Llevaba mucho tiempo sin ver a Carmen Jodra. La última vez que nos cruzamos fue en unas escaleras de la Complutense, entre Filología y Derecho. Me habló con pasión tierna de su trabajo como bibliotecaria, le pregunté si escribía y me contestó que sí, que nunca había dejado de hacerlo. Hace unos años ya. Comienzo con mi recuerdo de aquel día porque la encontré feliz y porque yo, si me paro a pensarlo, quizá no lo estaba tanto, aunque sus palabras tuvieron esa mansedumbre del espíritu que sabe acariciar sin invadir. Recordamos nuestros encuentros en los primeros 2000, varios de ellos en la radio, cuando los dos éramos aún jóvenes poetas. Porque de entre todas las jóvenes poetas españolas de los últimos veinte años, nadie ha sido tan joven ni tan poeta como Carmen Jodra, que ganó el Premio Hiperión en 1999 con Las moras agraces y fue luego coronada por un esplendoroso artículo de Francisco Umbral, que era un segundo premio en esa época en que las opiniones estilosas, con pegada y solera, todavía importaban. Después fue Luis María Anson quien habló muy bien de Carmen y la incluyó en su Antología de las mejores poesías de amor en lengua española, donde también brillaba, por nuevo y por distinto, nuestro primer Pablo García Casado, que todavía tenía su coche aparcado en las afueras, aún con la memoria del Viaducto y de aquellas litronas supersónicas, de aquí a la eternidad. Joder, qué tiempos. Pero eran unos años bajo el signo del Kronen, cuando los reportajes de nuevos escritores los retrataban a menudo con una chupa de cuero --creo que hay una mía por ahí-- y subidos a una moto de gran cilindrada, aunque no te hubieras acercado a una moto en tu vida. Por eso la llegada de Carmen Jodra --para ella fue llegada, pero fue una irrupción explosiva y rotunda para todos nosotros-- supuso un punto de giro en la escritura de nuestra generación: una chica tan joven, de sólo 17 años, que dialogaba también con los clásicos grecolatinos, que dominaba el soneto y le daba su punto casi de autogestión de los maestros, con su sana ironía, su sarcasmo sutil y ese culturalismo con retranca --o sea: culturalismo auténtico--, que emanaba su propia tradición áspera y bella.

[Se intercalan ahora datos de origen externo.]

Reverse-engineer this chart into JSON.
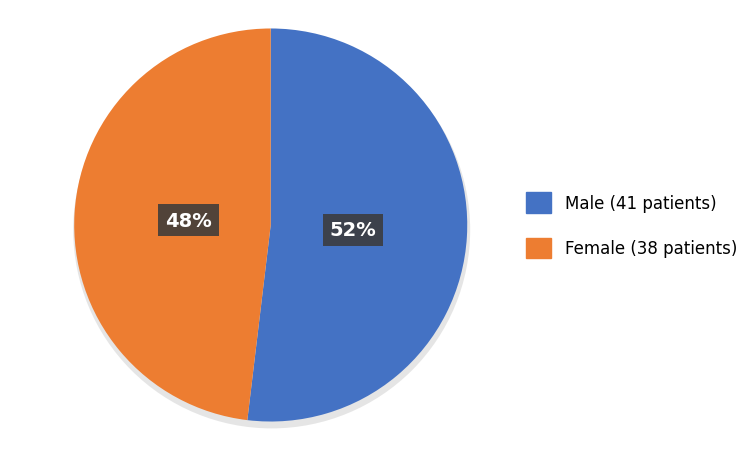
{
  "slices": [
    41,
    38
  ],
  "labels": [
    "Male (41 patients)",
    "Female (38 patients)"
  ],
  "percentages": [
    "52%",
    "48%"
  ],
  "colors": [
    "#4472C4",
    "#ED7D31"
  ],
  "text_bg_color": "#3B3B3B",
  "text_color": "#FFFFFF",
  "background_color": "#FFFFFF",
  "legend_labels": [
    "Male (41 patients)",
    "Female (38 patients)"
  ],
  "startangle": 90,
  "pct_fontsize": 14,
  "legend_fontsize": 12,
  "label_radii": [
    0.42,
    0.42
  ]
}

Los años inmediatamente siguientes vinieron más buenas poetas con el Premio Hiperión: Esther Giménez por su plástico Mar de Pafos y Ariadna García por Napalm. Cortometraje poético, en 2001, que fue el principio de una ruta literaria que ha ganado peso lírico y hondura civil a través de más poemarios y novelas. Pero Carmen Jodra, la poeta joven que toda joven poeta quería ser, se quedó ahí, con su paso discreto, siempre fuera del marco de la foto, como si no le correspondiera estar allí o no fuera con su sensibilidad, quizá porque ella misma lo que más deseaba era no ser Carmen Jodra, la Carmen Jodra que todos presentíamos en ella hasta que la conocíamos. Porque la chica talentosa que había cautivado a todos los críticos con aquel devorador primer libro siempre fue una muchacha estupenda con la que daba gusto estar. Como en aquel viaje a Salamanca, por su Capitalidad Cultural en 2002, con Ariadna García y con ella. Los tres éramos jóvenes poetas, pero ante todo éramos o nos reconocimos como tres amigos cuando nos sentamos en el césped de la universidad a compartir un hornazo. Recuerdo que aquel día la vi feliz, como si se hubiera liberado ante nosotros no tanto de sí misma, sino de la imagen de sí misma que ella detestaba. Porque al contrario que otras y otros jóvenes poetas que no conocen la gratitud, porque cuanto más reciben más desean o más creen que el mundo les debe, Carmen Jodra tuvo una humildad verdadera, como si cuanto le había ocurrido con Las moras agraces --que en verdad fue mucho-- constituyera una exageración. En aquel viaje comencé a quererla, y cuando le concedieron la beca de la Residencia de Estudiantes quedamos para que le contara mi experiencia en la gran casa.

Me llega la noticia de su fallecimiento con sólo 38 años. Su segundo libro, Rincones sucios -algo había en ese título de negación o descrédito de su estallido previo- fue acertadamente rescatado por la editorial La Bella Varsovia en 2011. Su muerte ha sido tan fulgurante como su primera aparición. Ahora pienso que Carmen se convertirá en una autora de culto, un papel con el que tampoco se sentiría cómoda. Hoy, desde nuestra generación diezmada, vuelvo a verla en aquella mañana soleada en Madrid, feliz y liberada de su nombre, abrazando un futuro propio en el que se la intuía ya plena, natural y radiante.